After being released from prison, Smith Pradia went on to graduate from Virginia Union University with a bachelor's degree in social work in May 2002. She later graduated from law school.

==Arrest and prison sentence==
At age 19, while attending Hampton University, Smith met Peter Hall, whom she began dating. Hall, who was nearly 28, was not a student at Hampton, but had been selling cocaine to students for two years by the time he met Smith. Hall "was a major figure in a $4 million crack cocaine ring" and went on to abuse her physically, mentally, and emotionally. By mid-1992, Smith had become involved in Hall's drug ring in "a number of supporting roles," which she later said she carried through out of fear. In late 1993, during a "tense five-month hiatus" from Hall, she worked at the Virginia Housing Development Authority. Still afraid to break up with Hall, she later joined him on the run from authorities beginning in December 1993. The two lived in Seattle for four months, with Smith now pregnant. She returned to her parents' home in August 1994, and turned herself in to the authorities on September 1. Hall was shot and killed in his apartment on October 1.

Smith was charged with "conspiracy to crack and powder cocaine trafficking, money laundering and making false statements to federal agents." She pled guilty to all three charges, although she had never sold the drug. Although her attorney hoped Smith would receive a sentence reduction, she was ultimately sentenced in April 1994 to 24½ years in prison for a "first-time nonviolent crack cocaine offense" under mandatory sentencing laws.

Smith's story gained attention from organizations such as the NAACP after she was featured in the May 1996 issue of Emerge Magazine.

Smith's parents spoke out against the war on drugs and continued to advocate for their daughter for the length of her prison sentence. She served 6½ years at Federal Correctional Institution, Danbury before President Clinton's order of clemency in December 2000.

Smith saw her right to vote restored in 2012, and received a pardon from President Joe Biden on January 19, 2025.

== Activism ==
Smith is a speaker on the rights of felons and works in the state of Virginia to reinstate their power to vote, serve on a jury and run for public office. She worked for the ACLU in Virginia as their State Advocacy Campaigns Director.
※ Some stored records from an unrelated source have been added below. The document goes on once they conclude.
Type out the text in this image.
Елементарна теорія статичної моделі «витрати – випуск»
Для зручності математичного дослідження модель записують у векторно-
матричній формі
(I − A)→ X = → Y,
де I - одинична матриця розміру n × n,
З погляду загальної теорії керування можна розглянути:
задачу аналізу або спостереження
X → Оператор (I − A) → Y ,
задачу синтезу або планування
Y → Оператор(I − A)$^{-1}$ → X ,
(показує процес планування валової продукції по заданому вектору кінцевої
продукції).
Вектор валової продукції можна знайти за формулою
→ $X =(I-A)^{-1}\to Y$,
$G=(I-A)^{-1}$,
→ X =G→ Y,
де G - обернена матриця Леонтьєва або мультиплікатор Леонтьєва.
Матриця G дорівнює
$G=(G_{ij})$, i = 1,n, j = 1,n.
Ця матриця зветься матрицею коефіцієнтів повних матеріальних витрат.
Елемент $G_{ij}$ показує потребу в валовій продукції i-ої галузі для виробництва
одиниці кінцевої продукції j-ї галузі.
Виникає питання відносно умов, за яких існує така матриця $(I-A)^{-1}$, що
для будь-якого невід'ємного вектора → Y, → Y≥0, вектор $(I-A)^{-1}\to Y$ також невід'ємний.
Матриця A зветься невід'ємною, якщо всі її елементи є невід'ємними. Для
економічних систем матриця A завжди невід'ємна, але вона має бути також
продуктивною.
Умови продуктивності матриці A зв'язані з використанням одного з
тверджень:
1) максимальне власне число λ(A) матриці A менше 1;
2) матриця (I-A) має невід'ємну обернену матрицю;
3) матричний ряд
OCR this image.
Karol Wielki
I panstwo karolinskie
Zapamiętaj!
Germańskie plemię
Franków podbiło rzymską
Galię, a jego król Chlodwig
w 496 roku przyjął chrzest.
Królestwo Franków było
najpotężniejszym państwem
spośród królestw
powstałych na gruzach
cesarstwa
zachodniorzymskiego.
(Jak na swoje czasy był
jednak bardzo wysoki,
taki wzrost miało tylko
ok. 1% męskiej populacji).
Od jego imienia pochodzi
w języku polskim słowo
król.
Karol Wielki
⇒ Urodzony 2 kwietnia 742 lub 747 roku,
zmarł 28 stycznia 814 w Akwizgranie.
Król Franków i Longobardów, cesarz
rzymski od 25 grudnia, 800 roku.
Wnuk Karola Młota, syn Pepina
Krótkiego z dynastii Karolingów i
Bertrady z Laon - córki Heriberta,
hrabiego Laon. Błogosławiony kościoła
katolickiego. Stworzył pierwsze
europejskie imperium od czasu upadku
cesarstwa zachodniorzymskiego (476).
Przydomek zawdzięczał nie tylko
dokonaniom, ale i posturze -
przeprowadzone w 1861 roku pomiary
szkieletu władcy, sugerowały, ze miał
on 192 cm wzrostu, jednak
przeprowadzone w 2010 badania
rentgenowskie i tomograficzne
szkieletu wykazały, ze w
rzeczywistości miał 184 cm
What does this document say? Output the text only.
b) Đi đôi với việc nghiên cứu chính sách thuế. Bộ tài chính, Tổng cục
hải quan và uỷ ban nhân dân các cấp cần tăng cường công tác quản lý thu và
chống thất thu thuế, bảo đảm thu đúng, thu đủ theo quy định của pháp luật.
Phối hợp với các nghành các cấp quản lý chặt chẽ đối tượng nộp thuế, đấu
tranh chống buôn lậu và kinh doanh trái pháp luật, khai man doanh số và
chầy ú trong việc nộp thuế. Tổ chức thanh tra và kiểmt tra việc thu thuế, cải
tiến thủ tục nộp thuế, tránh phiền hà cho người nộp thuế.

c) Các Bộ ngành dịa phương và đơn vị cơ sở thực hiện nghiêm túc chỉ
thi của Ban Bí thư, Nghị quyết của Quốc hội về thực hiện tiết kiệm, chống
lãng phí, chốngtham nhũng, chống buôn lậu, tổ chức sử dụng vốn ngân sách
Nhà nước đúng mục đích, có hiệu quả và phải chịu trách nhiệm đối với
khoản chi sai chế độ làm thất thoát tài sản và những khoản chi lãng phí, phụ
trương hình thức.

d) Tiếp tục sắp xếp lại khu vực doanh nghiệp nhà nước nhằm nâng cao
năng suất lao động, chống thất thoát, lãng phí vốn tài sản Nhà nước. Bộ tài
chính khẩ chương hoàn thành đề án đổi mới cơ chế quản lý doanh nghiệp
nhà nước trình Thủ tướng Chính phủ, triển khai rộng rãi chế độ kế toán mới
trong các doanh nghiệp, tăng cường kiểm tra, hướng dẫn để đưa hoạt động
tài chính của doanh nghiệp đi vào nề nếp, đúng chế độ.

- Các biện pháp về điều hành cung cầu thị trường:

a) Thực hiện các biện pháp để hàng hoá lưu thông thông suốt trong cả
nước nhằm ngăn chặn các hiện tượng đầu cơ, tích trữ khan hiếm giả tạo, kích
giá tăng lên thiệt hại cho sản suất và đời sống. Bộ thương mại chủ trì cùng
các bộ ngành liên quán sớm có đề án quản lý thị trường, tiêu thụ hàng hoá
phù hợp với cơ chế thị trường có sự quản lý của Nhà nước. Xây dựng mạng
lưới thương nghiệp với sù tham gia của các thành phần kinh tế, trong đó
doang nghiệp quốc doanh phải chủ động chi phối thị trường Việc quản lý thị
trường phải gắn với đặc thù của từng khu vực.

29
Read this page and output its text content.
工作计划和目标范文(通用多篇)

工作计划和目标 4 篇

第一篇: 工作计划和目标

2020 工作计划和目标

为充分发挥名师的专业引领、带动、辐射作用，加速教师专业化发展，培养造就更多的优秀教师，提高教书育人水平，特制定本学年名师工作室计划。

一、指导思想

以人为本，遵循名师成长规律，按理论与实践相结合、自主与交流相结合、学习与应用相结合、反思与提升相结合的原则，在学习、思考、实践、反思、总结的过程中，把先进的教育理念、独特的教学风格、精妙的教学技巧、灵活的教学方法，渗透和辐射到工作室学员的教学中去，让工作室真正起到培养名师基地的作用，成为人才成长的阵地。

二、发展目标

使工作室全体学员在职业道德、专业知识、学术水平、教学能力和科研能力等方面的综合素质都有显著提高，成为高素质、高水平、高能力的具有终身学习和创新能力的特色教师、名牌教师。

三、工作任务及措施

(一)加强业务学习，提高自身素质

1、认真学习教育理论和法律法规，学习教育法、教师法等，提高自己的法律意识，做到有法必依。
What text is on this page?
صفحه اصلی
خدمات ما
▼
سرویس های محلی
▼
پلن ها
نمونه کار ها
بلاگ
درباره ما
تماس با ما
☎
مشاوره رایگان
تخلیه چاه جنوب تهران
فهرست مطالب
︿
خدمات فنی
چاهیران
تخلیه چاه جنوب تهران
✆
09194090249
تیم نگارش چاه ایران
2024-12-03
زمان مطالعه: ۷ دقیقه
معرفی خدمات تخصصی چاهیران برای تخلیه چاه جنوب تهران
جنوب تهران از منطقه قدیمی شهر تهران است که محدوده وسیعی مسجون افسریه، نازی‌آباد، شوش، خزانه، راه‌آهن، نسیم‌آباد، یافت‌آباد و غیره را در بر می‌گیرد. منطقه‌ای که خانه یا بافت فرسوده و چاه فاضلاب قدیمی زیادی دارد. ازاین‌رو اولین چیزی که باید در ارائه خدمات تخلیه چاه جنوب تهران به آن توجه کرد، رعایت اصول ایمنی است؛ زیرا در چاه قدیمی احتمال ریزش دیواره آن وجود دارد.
Smith has received numerous awards while fighting for the rights of released prisoners and educating the public on topics related to drug policies. Smith also educates the public on current laws and the criminal system. She is involved in a tour sponsored by Procter & Gamble's Tampax "Totally You Tour".

In 2019, Smith Pradia was appointed to the Virginia Parole Board.

== Personal life ==
Smith gave birth to her son in December 1994, four months before her sentencing. He lived with her parents during her time in prison. In August 2006, Smith met Patrick Pradia, whom she later married; the couple had one daughter.

In 2010, Smith Pradia and her husband moved to Indianapolis.

== Film ==
In 2024, a film adaptation of Smith Pradia's life was released on BET+, titled Kemba. Smith Pradia was an executive producer for the film.

==Kemba Smith Foundation==
Smith Pradia founded the Kemba Smith Foundation, a charitable organization which aims to raise awareness of certain social issues, including drug abuse, violence, AIDS, teenage pregnancy, and abuse. Some of the objectives of the Kemba Smith Foundation include:
- to work toward the elimination of prejudice and discrimination in neighborhoods, and combat juvenile delinquency.
- to implement real-life stories into forums that are examples to young people about the detrimental effects of bad decisions and inappropriate conduct.